Borman and Bryan shared a notable face-off in Caesars Palace, where the IAM was holding a national convention. Borman, friendly with the union’s international leadership, had been invited to address the group. Bryan had just published a newsletter suggesting that Eastern was deliberately understating its profits in order to pressure employees into more sacrifice.
Bryan was at a
slot machine when he heard himself being paged. The hell with it, he said, continuing to play. Suddenly Borman was stalking purposefully toward him. “Bryan,” he barked. “Why didn’t you answer my page?”
“I’ve got a cup full of coins!” Bryan cried.
Ignoring the protest, Borman grabbed Bryan by the arm and pulled him into the coffee shop. The men sat down.
“What the hell are you trying to do?” Borman demanded. “Make us look like a bunch of crooks?”
Bryan peered back quizzically. He had no idea what Borman meant.
“Look at this!” Borman commanded, shoving Bryan’s accusatory newsletter in front of him.
Bryan peered down. “I can’t read this,” he said. “I don’t have my glasses.”
“Here. Take mine.”
And for the next several minutes the renowned astronaut and the little-known unionist swapped the same pair of glasses over a coffee shop table, locked in combat over a union newsletter.
On the bottom line, Borman’s fairy-tale success at Eastern lasted from 1975 to the early 1980s, when a variety of forces converged to plunge the company headlong into reality.
With its price-sensitive “frost-to-flowers” markets, Eastern was more vulnerable to attack from the upstarts than any other established airline. People Express was already cutting in; others would follow. On Eastern’s business routes, New York Air was still taking a huge bite.
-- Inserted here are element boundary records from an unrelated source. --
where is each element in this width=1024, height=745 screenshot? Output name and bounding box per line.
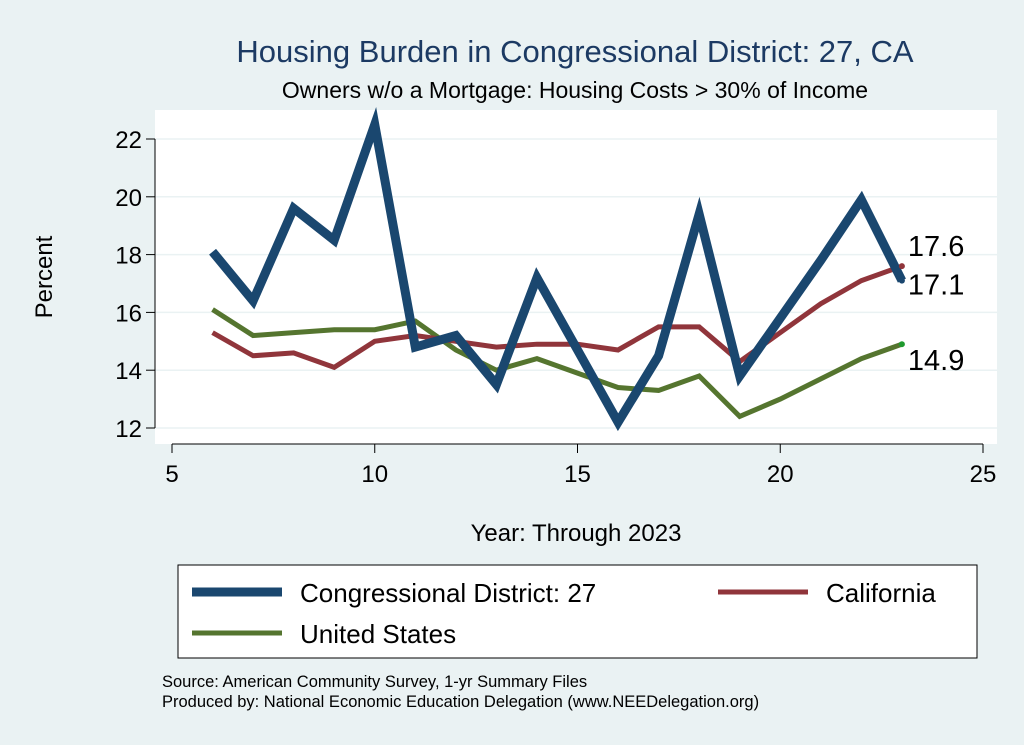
y-tick-label: 20 (115, 185, 142, 212)
axes: 12 14 16 18 20 22 5 10 15 20 25 (115, 127, 996, 488)
end-label-california: 17.6 (908, 231, 964, 263)
y-tick-label: 18 (115, 243, 142, 270)
plot-area (155, 110, 997, 444)
legend-label-us: United States (300, 619, 456, 649)
source-note: Source: American Community Survey, 1-yr … (162, 673, 587, 691)
y-tick-label: 14 (115, 358, 142, 385)
y-tick-label: 22 (115, 127, 142, 154)
x-axis-title: Year: Through 2023 (471, 520, 682, 547)
series-line-california (211, 263, 903, 371)
producer-note: Produced by: National Economic Education… (162, 693, 759, 711)
end-labels: 17.1 17.6 14.9 (908, 231, 964, 377)
legend: Congressional District: 27 California Un… (177, 564, 978, 659)
series-line-us (211, 307, 903, 420)
y-tick-label: 12 (115, 416, 142, 443)
x-tick-label: 25 (970, 461, 997, 488)
chart-subtitle: Owners w/o a Mortgage: Housing Costs > 3… (282, 77, 868, 103)
legend-label-california: California (826, 578, 936, 608)
legend-box (177, 564, 978, 659)
x-tick-label: 10 (361, 461, 388, 488)
end-marker-california (898, 263, 905, 270)
end-label-district: 17.1 (908, 270, 964, 302)
y-axis-title: Percent (31, 235, 58, 318)
series-lines (209, 107, 906, 432)
end-label-us: 14.9 (908, 345, 964, 377)
series-line-district (209, 107, 906, 432)
end-marker-us (898, 341, 905, 348)
x-tick-label: 15 (564, 461, 591, 488)
end-marker-district (898, 277, 905, 284)
legend-label-district: Congressional District: 27 (300, 578, 596, 608)
x-tick-label: 20 (767, 461, 794, 488)
x-tick-label: 5 (165, 461, 178, 488)
y-tick-label: 16 (115, 300, 142, 327)
chart-title: Housing Burden in Congressional District… (236, 34, 913, 69)
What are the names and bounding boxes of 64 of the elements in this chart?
Worse still, Eastern was losing passengers just as it was being inundated with new airplanes. Borman had ordered the planes amid the fuel shortages of the 1970s, moving aggressively to replace his old gas-guzzlers with modern, fuel-efficient aircraft. But the price of jet
fuel by 1983 at last was plunging. While People Express and New York Air were happily flying against Eastern with old gas-guzzlers that had been purchased used for a song, Eastern was flying new, fuel-efficient aircraft—just when fuel efficiency mattered much less. At the same time interest rates remained at stubbornly high levels. Borman was on the wrong side of both markets. Further compounding the disadvantage, Borman’s new planes were big 757s; the upstarts, by contrast, were flying much smaller planes, enabling them to offer greater frequencies against Eastern than they otherwise might.
Borman courageously tried to break the mold by which Eastern had operated since the Rickenbacker days. At a retreat with his top managers
in the Florida Keys, Borman approved a plan to thrust Eastern into the transcontinental markets, from New York to California—the routes endowed upon American, United, and TWA but denied to Eastern from the time of the postmaster general’s spoils conference in 1930. The incumbent airlines reacted as if Borman were trying to kidnap their firstborns. “You’ll have to
take me out of that market feet first!” Dick Ferris of United publicly declared. “We’ll protect it to our dying breath.” Eventually Eastern washed out of the transcontinental market.